David Hoyles cut the 8.25ha (20.39 acre) field of Invicta at Monmouth House Farm, Lutton, Lincolnshire, on 10 August, at a massive at 14.3t/ha (5.79t/acre).
“I think it was quite a lot of luck and a little bit of judgement,” he said.
“I top dressed it with 30kg/ha of nitrogen at the end of February, which I think helped with the drought we had – a lot of the later applications didn’t get washed in for quite a while.”
Farmers had cut about half of their wheat in the area, said John Burnett, managing director of Woldgrain.
“Last week was pretty slow, and by the weekend we had only taken in 20,000t of our 55,000t capacity.”
Quality was holding up well, despite the wet weather. “Bushelweights and Hagbergs still seem to be fine.”

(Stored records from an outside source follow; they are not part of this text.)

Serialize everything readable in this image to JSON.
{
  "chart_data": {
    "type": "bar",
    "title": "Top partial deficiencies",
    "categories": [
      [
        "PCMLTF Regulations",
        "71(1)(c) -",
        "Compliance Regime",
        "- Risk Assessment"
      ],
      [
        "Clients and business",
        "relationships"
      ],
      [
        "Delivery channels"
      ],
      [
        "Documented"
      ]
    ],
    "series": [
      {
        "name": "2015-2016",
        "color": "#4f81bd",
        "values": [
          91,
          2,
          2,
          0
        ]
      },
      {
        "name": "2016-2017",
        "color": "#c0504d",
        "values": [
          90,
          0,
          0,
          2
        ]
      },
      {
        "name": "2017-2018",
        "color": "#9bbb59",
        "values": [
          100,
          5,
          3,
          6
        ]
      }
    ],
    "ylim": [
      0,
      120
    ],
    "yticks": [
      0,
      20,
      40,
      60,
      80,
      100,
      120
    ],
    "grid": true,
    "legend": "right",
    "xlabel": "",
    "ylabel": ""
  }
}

But in Suffolk wheat was starting to sprout, said Paul Agazarian at co-op AtlasFram.
“We had some Battalion in this morning (16 August) which had some sprouted grains, but Oakley in particular seems to be faring badly.
“We may have seen the best wheats of harvest already.”
Further north, farmers had been rained off again today, said Gary Bright, managing director of GrainCo.
“People didn’t get a lot done last week, so they kept on cutting until they were rained off at 2am this morning.
“It’s a real charge to try and get the oilseed rape and barley finished.”
Early wheat yield indications were better than expected, both the North East and the South West, where harvest was about half way through.
Quality so far was excellent, with the bulk of the milling wheat safely in the bin, said Ian Eastwood at West Country Grain.
“But it’s difficult to know what this drizzly rain is going to do to quality now.”